The chain was buoyed by an increase in new pet owners, with the UK’s pet population rising by “an estimated 8 per cent in the 12 months following the first lockdown”.
This particularly sparked a rise in a retail revenues, which passed £1bn in a year for the first time. Group like-for-like sales were up 17 per cent, measured on a two-year basis, providing a comparison with pre-pandemic times.
Pets at Home said sales of puppy-focused products jumped by 26 per cent, while kitten products surged by 37 per cent.
It added that underlying pre-tax profits for the year dipped by 6.4 per cent year on year to £87.5m after it was weighed down by £30m in “Covid-related revenue restrictions and costs”.
The group also returned £28.9m worth of business rates relief to government coffers after it was able to trade during the pandemic.
It said it plans to invest around £70m over the current financial year, pumping money into its store transformation programme, digital growth and a new national distribution site.

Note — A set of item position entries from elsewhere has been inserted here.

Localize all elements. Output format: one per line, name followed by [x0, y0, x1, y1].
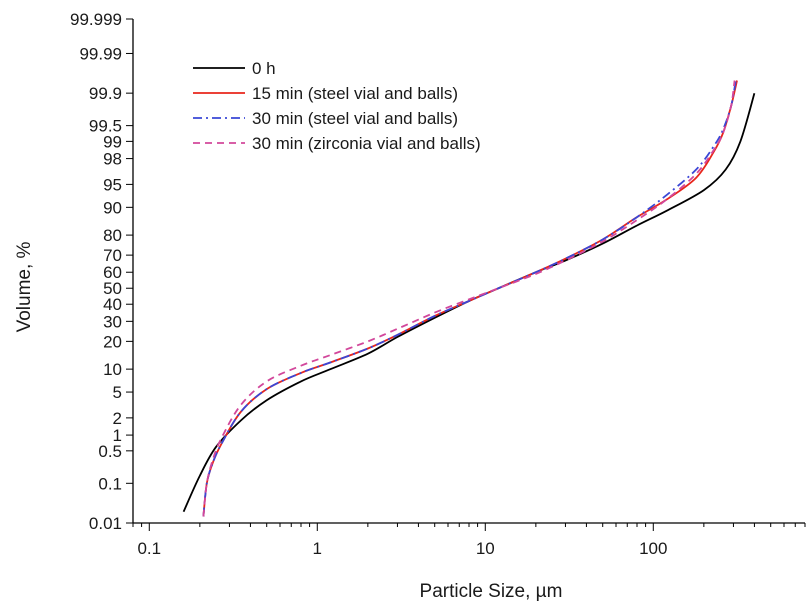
y-tick-label: 95: [103, 175, 122, 194]
legend: 0 h 15 min (steel vial and balls) 30 min (…: [193, 59, 481, 153]
series-line-4: [202, 80, 736, 517]
y-axis-title: Volume, %: [14, 241, 35, 332]
legend-label-4: 30 min (zirconia vial and balls): [252, 134, 481, 153]
y-tick-label: 1: [113, 426, 122, 445]
y-tick-label: 99.99: [79, 44, 122, 63]
y-tick-label: 99.999: [70, 10, 122, 29]
plot-series: [182, 80, 756, 517]
x-tick-label: 0.1: [137, 539, 161, 558]
legend-label-2: 15 min (steel vial and balls): [252, 84, 458, 103]
x-axis-ticks: 0.1 1 10 100: [132, 523, 806, 558]
y-tick-label: 20: [103, 332, 122, 351]
axes: [132, 19, 805, 524]
y-tick-label: 10: [103, 360, 122, 379]
y-tick-label: 90: [103, 198, 122, 217]
y-tick-label: 99: [103, 132, 122, 151]
y-tick-label: 30: [103, 312, 122, 331]
y-tick-label: 2: [113, 409, 122, 428]
y-tick-label: 80: [103, 226, 122, 245]
x-axis-title: Particle Size, µm: [420, 581, 563, 602]
x-tick-label: 10: [476, 539, 495, 558]
series-line-3: [202, 80, 737, 517]
y-tick-label: 50: [103, 279, 122, 298]
y-tick-label: 5: [113, 383, 122, 402]
y-tick-label: 60: [103, 263, 122, 282]
y-tick-label: 99.9: [89, 84, 122, 103]
y-tick-label: 99.5: [89, 117, 122, 136]
legend-label-1: 0 h: [252, 59, 276, 78]
y-tick-label: 0.1: [98, 474, 122, 493]
y-tick-label: 0.01: [89, 514, 122, 533]
x-tick-label: 100: [639, 539, 667, 558]
legend-label-3: 30 min (steel vial and balls): [252, 109, 458, 128]
y-tick-label: 70: [103, 246, 122, 265]
y-tick-label: 40: [103, 295, 122, 314]
y-tick-label: 0.5: [98, 442, 122, 461]
y-tick-label: 98: [103, 150, 122, 169]
y-axis-ticks: 0.010.10.512510203040506070809095989999.…: [70, 10, 133, 533]
series-line-1: [182, 92, 756, 513]
x-tick-label: 1: [313, 539, 322, 558]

Chief executive Peter Pritchard said the company will target £600m worth of further revenue opportunities to continue its recent growth.

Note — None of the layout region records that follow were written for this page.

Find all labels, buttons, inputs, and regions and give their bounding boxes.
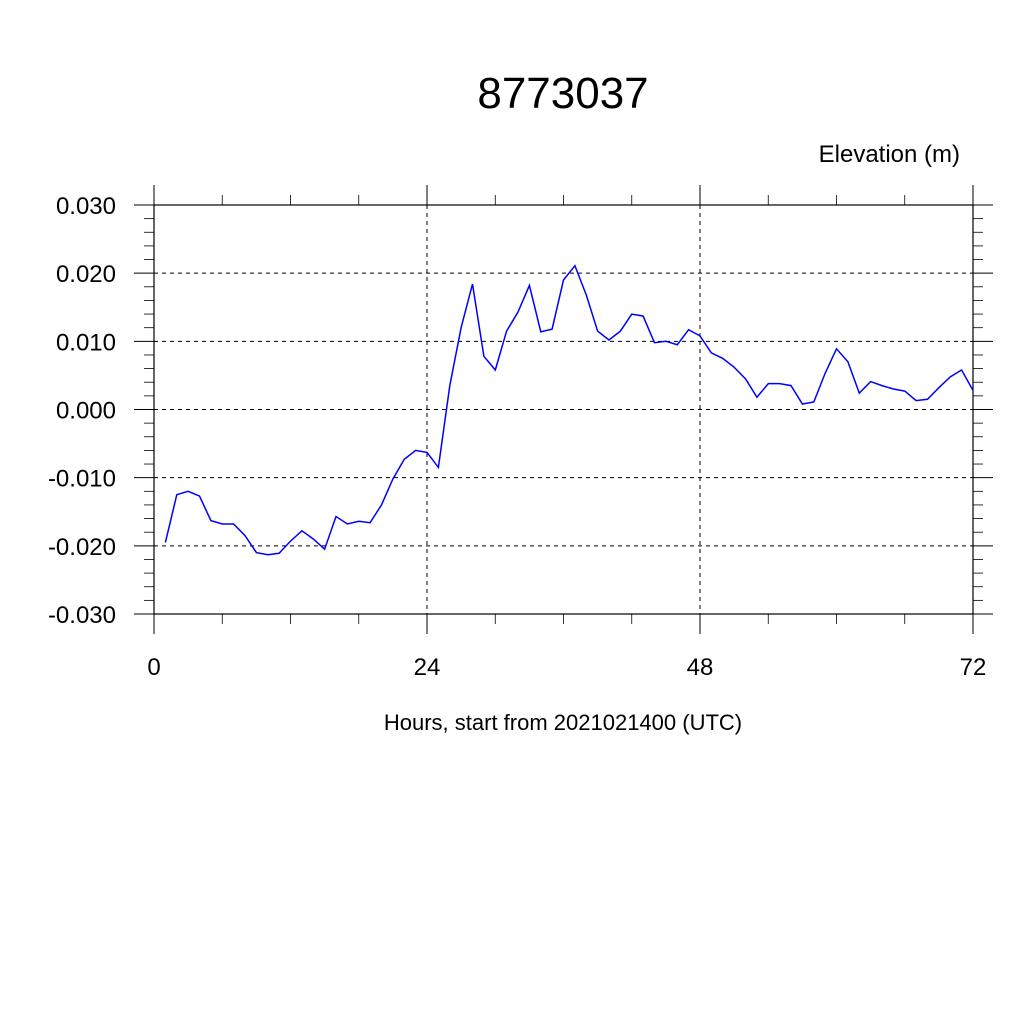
x-axis-label: Hours, start from 2021021400 (UTC)	[384, 710, 742, 735]
y-tick-label: -0.030	[48, 602, 116, 629]
y-tick-label: -0.010	[48, 466, 116, 493]
x-tick-label: 72	[960, 654, 987, 681]
y-axis-label: Elevation (m)	[819, 141, 960, 168]
data-series	[164, 264, 974, 556]
y-tick-label: 0.030	[56, 193, 116, 220]
elevation-series-line	[164, 264, 974, 556]
chart-title: 8773037	[477, 69, 648, 118]
y-tick-label: 0.010	[56, 329, 116, 356]
tick-labels: -0.030 -0.020 -0.010 0.000 0.010 0.020 0.030 0 2…	[48, 193, 986, 681]
x-tick-label: 0	[147, 654, 160, 681]
y-tick-label: -0.020	[48, 534, 116, 561]
y-tick-label: 0.020	[56, 261, 116, 288]
x-tick-label: 48	[687, 654, 714, 681]
axis-ticks	[134, 185, 993, 634]
x-tick-label: 24	[414, 654, 441, 681]
grid-lines	[154, 205, 973, 614]
y-tick-label: 0.000	[56, 398, 116, 425]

“This has been the most extraordinary period in my 35 years in retail,” he added.
“The pandemic has brought about permanent changes to the way we work and spend our leisure time, removing historical barriers to pet ownership and strengthening the emotional bond between people and their pets.

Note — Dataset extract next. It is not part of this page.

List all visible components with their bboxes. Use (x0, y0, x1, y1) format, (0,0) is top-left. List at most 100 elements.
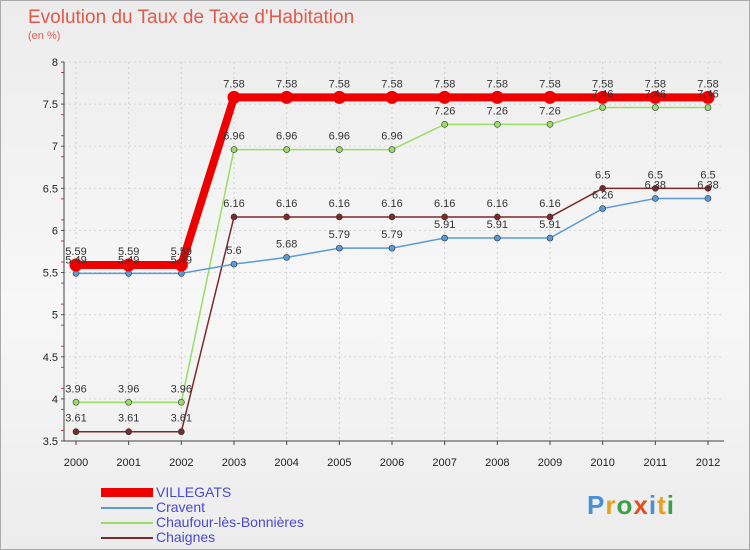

“I am pleased to say that, thanks to our unique pet care ecosystem and the tireless efforts of our colleagues, we have taken a greater share of this growing market and are emerging from the pandemic a stronger business.”
On current trading, the group told investors: “The start of our current financial year has seen a continuation of the strong momentum across our retail and veterinary operations.
“While the emergence of new variants of the virus and the potential for higher transmission levels as the UK continues to unlock mean the external environment remains uncertain in the near term, our pet care model remains robust, and the changes we have made to our business enable us to continue providing pet care to our customers with minimal disruption.”
Freetrade analyst David Kimberley said: “One of the things we’re seeing now that a semblance of normal life is returning to parts of the world is the question of whether trends that began during the pandemic will continue after it.
“It’s hard to see it happening in some cases. Zoom calls, sourdough baking and high supermarket sales all look likely to drop off as we start to go out and see friends and family again.
“But Pets at Home’s success looks likely to continue. About three million UK households bought a pet during the pandemic.”